Die Vergleichsrechnung hat ihren Ursprung im Insolvenzplan, wo diese im darstellenden Teil genutzt wird, um die wirtschaftlichen Folgen aufzuzeigen, die sich für Gläubiger im Falle einer Ablehnung des Insolvenzplans ergeben. Anhand der Vergleichsrechnung sollen die Gläubiger und auch das Gericht also in die Lage versetzt werden zu entscheiden, ob der Insolvenzplan für sie vorteilhafter ist als eine Verwertung der Insolvenzmasse ohne Plan (Liquidation).

Im StaRUG ist die Vergleichsrechnung Bestandteil des Restrukturierungsplans, der in Anlehnung an den Insolvenzplan ebenfalls u. a. aus einem darstellenden und einem gestaltenden Teil besteht. In der StaRUG-Vergleichsrechnung muss das Unternehmen mindestens drei Szenarien zur Gläubigerbefriedigung aufzeigen:

  1. Die Fortführung des Unternehmens im Wege der Restrukturierungsplanumsetzung
  2. Die außerinsolvenzliche Veräußerung des Unternehmens
  3. Die Liquidation oder Veräußerung des Unternehmens im Wege eines Insolvenzverfahrens (Insolvenzszenario)
Die beiden letzten Szenarien dienen dazu, den Gläubigern die Alternativen zum Restrukturierungsplan darzustellen.

Vermögensstatus nach § 153 InsO

Der Vermögensstatus ist eine geordnete Aufstellung des Vermögens und der Schulden eines Unternehmens. Die Bewertung erfolgt zu Fortführungs- und zu Liquidationswerten. Zusätzlich werden insolvenzspezifische Sicherungsrechte erfasst.

Sinn und Zweck des 153er Status ist es, einen Überblick über die Vermögenslage des Unternehmens unter Insolvenzbedingungen zu bekommen. Daraus lassen sich wesentliche Erkenntnisse gewinnen, wie die Sanierung des Unternehmens aussehen kann. Das hilft häufig auch in der Argumentation, warum insbesondere eine Sanierung ohne Insolvenz die bessere Lösung ist.

Verwaltungs- und Verfügungsmacht

Im Regelinsolvenzverfahren geht die Verwaltungs- und Verfügungsgewalt spätestens mit Verfahrenseröffnung auf den Insolvenzverwalter über. In der Eigenverwaltung verbleibt die Verwaltungs- und Verfügungsgewalt bei der Eigenverwaltung (Geschäftsführung und CRO). Das Verfahren bleibt somit für die Geschäftsführung steuerbar. Das Gericht bestellt zur Überwachung der Tätigkeiten der Eigenverwaltung einen Sachwalter.

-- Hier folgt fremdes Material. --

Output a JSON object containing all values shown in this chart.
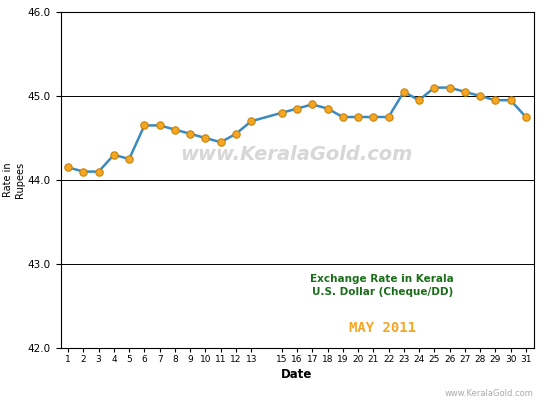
{
  "dates": [
    1,
    2,
    3,
    4,
    5,
    6,
    7,
    8,
    9,
    10,
    11,
    12,
    13,
    15,
    16,
    17,
    18,
    19,
    20,
    21,
    22,
    23,
    24,
    25,
    26,
    27,
    28,
    29,
    30,
    31
  ],
  "values": [
    44.15,
    44.1,
    44.1,
    44.3,
    44.25,
    44.65,
    44.65,
    44.6,
    44.55,
    44.5,
    44.45,
    44.55,
    44.7,
    44.8,
    44.85,
    44.9,
    44.85,
    44.75,
    44.75,
    44.75,
    44.75,
    45.05,
    44.95,
    45.1,
    45.1,
    45.05,
    45.0,
    44.95,
    44.95,
    44.75
  ],
  "xlim": [
    0.5,
    31.5
  ],
  "ylim": [
    42.0,
    46.0
  ],
  "yticks": [
    42.0,
    43.0,
    44.0,
    45.0,
    46.0
  ],
  "xticks": [
    1,
    2,
    3,
    4,
    5,
    6,
    7,
    8,
    9,
    10,
    11,
    12,
    13,
    15,
    16,
    17,
    18,
    19,
    20,
    21,
    22,
    23,
    24,
    25,
    26,
    27,
    28,
    29,
    30,
    31
  ],
  "xlabel": "Date",
  "ylabel": "Rate in\nRupees",
  "line_color": "#3b8abf",
  "marker_color": "#f5a623",
  "marker_edge_color": "#c8820a",
  "title_line1": "Exchange Rate in Kerala",
  "title_line2": "U.S. Dollar (Cheque/DD)",
  "title_line3": "MAY 2011",
  "title_color": "#1a6e1a",
  "month_color": "#f5a623",
  "watermark": "www.KeralaGold.com",
  "watermark_color": "#d0d0d0",
  "bg_color": "#ffffff",
  "grid_color": "#000000",
  "footer_text": "www.KeralaGold.com",
  "footer_color": "#aaaaaa"
}
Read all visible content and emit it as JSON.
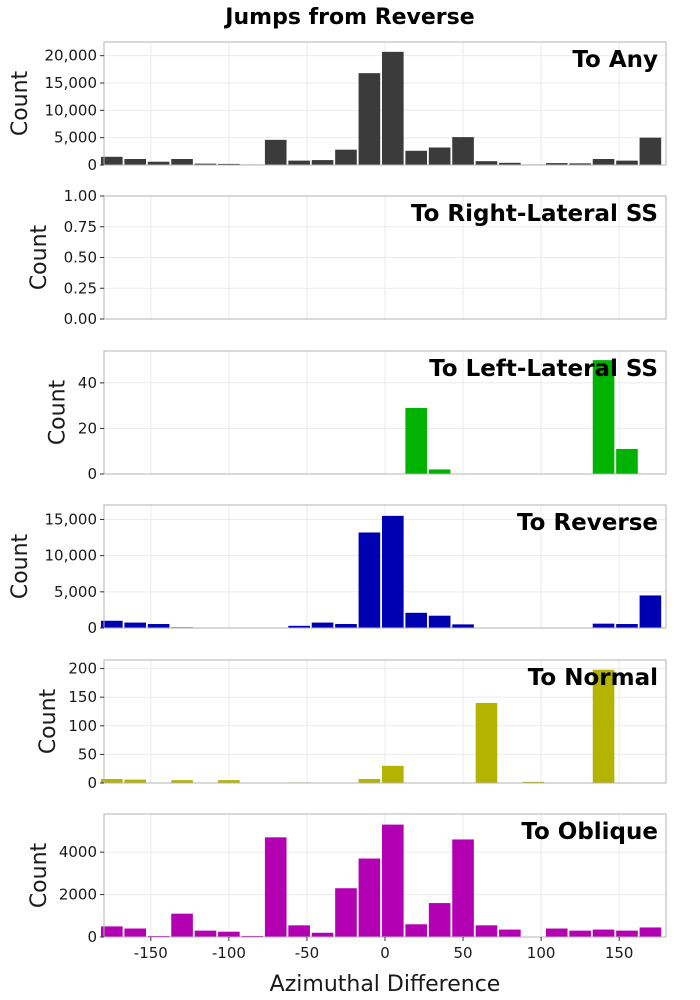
{
  "title": "Jumps from Reverse",
  "xlabel": "Azimuthal Difference",
  "chart_data": {
    "type": "bar",
    "xlim": [
      -180,
      180
    ],
    "x_ticks": [
      -150,
      -100,
      -50,
      0,
      50,
      100,
      150
    ],
    "x_tick_labels": [
      "-150",
      "-100",
      "-50",
      "0",
      "50",
      "100",
      "150"
    ],
    "bin_centers": [
      -175,
      -160,
      -145,
      -130,
      -115,
      -100,
      -85,
      -70,
      -55,
      -40,
      -25,
      -10,
      5,
      20,
      35,
      50,
      65,
      80,
      95,
      110,
      125,
      140,
      155,
      170
    ],
    "panels": [
      {
        "title": "To Any",
        "ylabel": "Count",
        "color": "#3b3b3b",
        "ylim": [
          0,
          22500
        ],
        "y_ticks": [
          0,
          5000,
          10000,
          15000,
          20000
        ],
        "y_tick_labels": [
          "0",
          "5,000",
          "10,000",
          "15,000",
          "20,000"
        ],
        "values": [
          1500,
          1100,
          600,
          1100,
          250,
          200,
          100,
          4600,
          800,
          900,
          2800,
          16800,
          20700,
          2600,
          3200,
          5100,
          700,
          400,
          100,
          350,
          300,
          1100,
          800,
          5000
        ]
      },
      {
        "title": "To Right-Lateral SS",
        "ylabel": "Count",
        "color": "#808080",
        "ylim": [
          0,
          1
        ],
        "y_ticks": [
          0,
          0.25,
          0.5,
          0.75,
          1
        ],
        "y_tick_labels": [
          "0.00",
          "0.25",
          "0.50",
          "0.75",
          "1.00"
        ],
        "values": [
          0,
          0,
          0,
          0,
          0,
          0,
          0,
          0,
          0,
          0,
          0,
          0,
          0,
          0,
          0,
          0,
          0,
          0,
          0,
          0,
          0,
          0,
          0,
          0
        ]
      },
      {
        "title": "To Left-Lateral SS",
        "ylabel": "Count",
        "color": "#00b300",
        "ylim": [
          0,
          54
        ],
        "y_ticks": [
          0,
          20,
          40
        ],
        "y_tick_labels": [
          "0",
          "20",
          "40"
        ],
        "values": [
          0,
          0,
          0,
          0,
          0,
          0,
          0,
          0,
          0,
          0,
          0,
          0,
          0,
          29,
          2,
          0,
          0,
          0,
          0,
          0,
          0,
          50,
          11,
          0
        ]
      },
      {
        "title": "To Reverse",
        "ylabel": "Count",
        "color": "#0000b3",
        "ylim": [
          0,
          17000
        ],
        "y_ticks": [
          0,
          5000,
          10000,
          15000
        ],
        "y_tick_labels": [
          "0",
          "5,000",
          "10,000",
          "15,000"
        ],
        "values": [
          1000,
          750,
          550,
          100,
          50,
          0,
          50,
          0,
          300,
          750,
          550,
          13200,
          15500,
          2100,
          1700,
          500,
          0,
          50,
          50,
          0,
          50,
          600,
          550,
          4500
        ]
      },
      {
        "title": "To Normal",
        "ylabel": "Count",
        "color": "#b3b300",
        "ylim": [
          0,
          215
        ],
        "y_ticks": [
          0,
          50,
          100,
          150,
          200
        ],
        "y_tick_labels": [
          "0",
          "50",
          "100",
          "150",
          "200"
        ],
        "values": [
          7,
          6,
          0,
          5,
          0,
          5,
          0,
          0,
          1,
          0,
          0,
          7,
          30,
          0,
          0,
          0,
          140,
          0,
          2,
          0,
          0,
          198,
          0,
          0
        ]
      },
      {
        "title": "To Oblique",
        "ylabel": "Count",
        "color": "#b300b3",
        "ylim": [
          0,
          5800
        ],
        "y_ticks": [
          0,
          2000,
          4000
        ],
        "y_tick_labels": [
          "0",
          "2000",
          "4000"
        ],
        "values": [
          500,
          400,
          50,
          1100,
          300,
          250,
          50,
          4700,
          550,
          200,
          2300,
          3700,
          5300,
          600,
          1600,
          4600,
          550,
          350,
          0,
          400,
          300,
          350,
          300,
          450
        ]
      }
    ]
  }
}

Vorläufiger Insolvenzverwalter

Vom Insolvenzgericht in der Regel bei laufendem Geschäftsbetrieb des Schuldnerunternehmens eingesetzte, natürliche Person, der das Gericht im Einzelfall festzulegende Rechte und Pflichten überträgt (sog. vorläufiger „schwacher“ Insolvenzverwalter) oder auf den bereits im Eröffnungsverfahren die gesamte Verwaltungs- und Verfügungsbefugnis übergeht (sog. vorläufiger „starker“ Insolvenzverwalter).